When you outgrow a mentor or family member, surpass them in their skills, or simply establish your own level of sufficiency and independence to function as their equal, forming a new type of relationship can be difficult (mostly because they have a hard time seeing you as anything other than their subordinate). Mentors and family members can be lifesavers — until they're not anymore. The people who criticize you, fight you, or pull away might actually be envious of the changes that you’re making. As you shine brighter, you force the people around you to look at their own lives. That can be quite unnerving for someone who’s choosing to stay small and stuck.
Author of The Resilient Woman: Mastering the 7 Steps to Personal Power said, "We don't have to be bound by loyalty in every relationship, especially when we've accomplished what we need to accomplish." "Being excited about your next steps does not mean you are being disloyal."

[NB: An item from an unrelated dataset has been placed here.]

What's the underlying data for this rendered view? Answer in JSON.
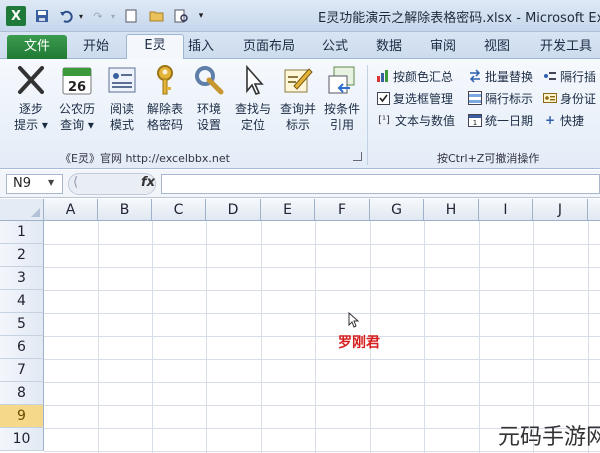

If you’re into personal development then you know the power of your thoughts, focus, and words. You understand the importance of keeping each of these away from the negative. You may have family or friends who are pessimistic and always thinking and talking about negative things. They criticize, complain, make excuses, and become depressed. In the past, you may have joined right in with them. But you’ve grown and today you are no longer a pessimist, but rather an eternal optimist. What do you do with these people? Well, if a person is toxic, the decision to remove them from your life becomes easier. If a person simply doesn't elevate you, the decision becomes complex.
Some mentors, family members or friends may not be explicitly toxic, but aren’t particularly supportive, inspiring, or engaging. These are harder relationships to manage, because the cost of maintaining them isn’t terribly high, but neither are the benefits. These middling relationships can be quite damaging, because they tend to languish without a clear purpose, sometimes for years. They suck up precious energy, but they aren’t painful enough to decisively end. They provide comfort and stimulation, but not enough to contribute to your growth. So, again, I ask, "What do you do with these people?
The key criterion here is whether these relationships embody your new values.
Whatever the case, whatever the relationship, don't force it. The thing is, whether you're the one doing the growing, or the one being outgrown, you have to realize it is always okay to move in a different direction. That’s the responsibility of growth. Personal aspiration has to give way to responsibility.